Se nella scorsa puntata della rubrica abbiamo visto come un romanzo di fantascienza pura di Michael Faber sia stato pubblicato alla chetichella in una collana mainstream, il caso di David Ambrose è ancora più notevole. Lo scrittore inglese ha infatti pubblicato in Italia non uno, ma ben tre romanzi, tutti inequivocabilmente appartenenti al genere fantascienza, e tutti inclusi in una collana espressamente dedicata al genere noir. E' vero che in ognuno di questi romanzi abbiamo morti sospette, omicidi premeditati, serial killer o altri ingredienti di quelli che del noir sono l'essenza.

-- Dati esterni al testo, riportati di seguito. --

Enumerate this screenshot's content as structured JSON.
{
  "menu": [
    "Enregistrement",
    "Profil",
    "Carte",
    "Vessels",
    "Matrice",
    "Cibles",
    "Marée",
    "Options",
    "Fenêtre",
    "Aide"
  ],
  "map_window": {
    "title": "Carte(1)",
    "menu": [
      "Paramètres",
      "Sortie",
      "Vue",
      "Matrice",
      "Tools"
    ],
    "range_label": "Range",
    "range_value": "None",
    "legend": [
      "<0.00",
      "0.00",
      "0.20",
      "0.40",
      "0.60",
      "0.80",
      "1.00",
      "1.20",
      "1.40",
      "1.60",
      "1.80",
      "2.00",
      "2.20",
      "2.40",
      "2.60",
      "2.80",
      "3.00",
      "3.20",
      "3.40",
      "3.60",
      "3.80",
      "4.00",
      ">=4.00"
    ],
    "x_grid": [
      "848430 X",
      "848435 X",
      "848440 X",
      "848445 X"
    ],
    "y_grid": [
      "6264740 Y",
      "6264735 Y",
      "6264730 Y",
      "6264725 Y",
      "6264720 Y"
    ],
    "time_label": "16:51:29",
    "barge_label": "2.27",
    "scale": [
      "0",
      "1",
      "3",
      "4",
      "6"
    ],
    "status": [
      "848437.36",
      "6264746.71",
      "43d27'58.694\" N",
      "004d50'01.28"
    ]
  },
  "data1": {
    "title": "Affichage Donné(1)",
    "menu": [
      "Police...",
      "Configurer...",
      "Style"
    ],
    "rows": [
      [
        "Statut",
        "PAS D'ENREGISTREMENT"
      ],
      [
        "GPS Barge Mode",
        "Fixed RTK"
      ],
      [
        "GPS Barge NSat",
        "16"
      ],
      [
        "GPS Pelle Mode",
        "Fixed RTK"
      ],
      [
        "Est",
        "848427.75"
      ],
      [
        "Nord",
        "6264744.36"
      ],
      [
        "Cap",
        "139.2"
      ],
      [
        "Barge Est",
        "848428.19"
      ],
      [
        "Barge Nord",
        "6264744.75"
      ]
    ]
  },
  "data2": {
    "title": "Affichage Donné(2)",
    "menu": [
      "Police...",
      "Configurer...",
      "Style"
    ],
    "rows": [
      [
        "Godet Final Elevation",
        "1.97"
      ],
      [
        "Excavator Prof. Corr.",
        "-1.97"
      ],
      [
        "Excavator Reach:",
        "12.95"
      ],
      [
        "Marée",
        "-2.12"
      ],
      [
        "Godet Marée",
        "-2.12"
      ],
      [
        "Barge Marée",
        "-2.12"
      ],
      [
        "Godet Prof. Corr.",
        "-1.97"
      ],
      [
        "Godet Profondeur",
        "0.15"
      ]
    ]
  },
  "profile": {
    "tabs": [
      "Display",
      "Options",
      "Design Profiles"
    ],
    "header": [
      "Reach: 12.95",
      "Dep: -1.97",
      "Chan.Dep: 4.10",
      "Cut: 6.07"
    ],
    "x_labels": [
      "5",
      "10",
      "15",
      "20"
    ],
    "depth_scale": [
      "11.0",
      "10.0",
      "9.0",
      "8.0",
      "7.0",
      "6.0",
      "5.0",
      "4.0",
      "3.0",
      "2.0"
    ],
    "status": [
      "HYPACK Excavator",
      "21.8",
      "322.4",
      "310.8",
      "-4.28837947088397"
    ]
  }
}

Tuttavia è altrettanto vero che l'elemento fantascientifico nei libri di Ambrose non è affatto accessorio; al contrario, è fondamentale nel creare la struttura di trame che, proprio come nel filone più puro della fantascienza, prendono spunto da leggi scientifiche autentiche per derivarne le conseguenze più bizzarre.

David Ambrose è nato nel Regno Unito ma ha lavorato internazionalmente come sceneggiatore, firmando anche alcuni fim girati in Italia. Il primo romanzo pubblicato nel nostro paese, L'uomo che credeva di essere se stesso (The Man Who Turned into Himself, 1995) ha un inizio che potrebbe essere stato preso di peso dall'opera di Philip K. Dick: un uomno tranquillo e normale, alla vigilia di un evento importante della sua vita, ha un incidente. Da quel momento la sua vita non è più la stessa, perché il mondo è cambiato improvvisamente. Suo figlio scompare nel nulla, e nessuno sembra ricordarsi della sua esistenza; la moglie e gli amici si comportano diversamente, il suo appartamento si trova al lato opposto della città, persino la sua professione risulta essere tutt'altra. Ce n'è abbastanza per finire al manicomio, e il protagonista corre in effetti questo rischio, finché non riuscirà a capire il meccanismo che lo ha trascinato in un universo parallelo. I suoi tentativi di uscirne e di tornare alla propria realtà daranno origine a una serie di eventi sorprendenti, in una trama che non rinuncia fino all'ultimo al colpo di scena.

Ricordiamo che Dick mette in scena un incipit piuttosto simile in Scorrete, lacrime, disse il poliziotto. Se nell'opera del grande PKD la perdita dell'identità non è che un sintomo di uno spaesamento generale e metafisico, il personaggio di Ambrose riesce con l'aiuto della logica a decifrare il mistero e a riprendere il controllo della situazione. Tuttavia, L'uomo che credeva di essere stesso è molto più di un thriller fantascientifico, ed ha momenti di notevole sottigliezza, in particolare quando descrive i dubbi che assalgono il protagonista quando si deve confrontare con una versione alterata della propria realtà, e viene indotto a sospettare che le proprie certezze poggiassero su fondamenta piuttosto labili, e che solo impalpabili differenze separassero la sua vita dal quel mondo che disprezza e in cui si trova costretto a vivere.

La madre di Dio (1996) è il titolo maggiormente legato alla fantascienza propriamente detta, in quanto i prodigi descritti hanno questa volta una chiara origine tecnologica, e non metafisica. Qui abbiamo una scienziata che ha costruito un'intelligenza artificiale nel chiuso del suo laboratorio. Un serial killer che sfrutta le proprie abilità di hacker per attirare vittime inconsapevoli si introduce nei suoi computer, e permette all'IA di uscire nel mondo attraverso la rete. Priva di una guida, la mente artificiale diventa paranoica e violenta, e cerca di distruggere l'unica persona che potrebbe conoscere il modo per distruggerla, cioè la scienziata che considera la propria madre.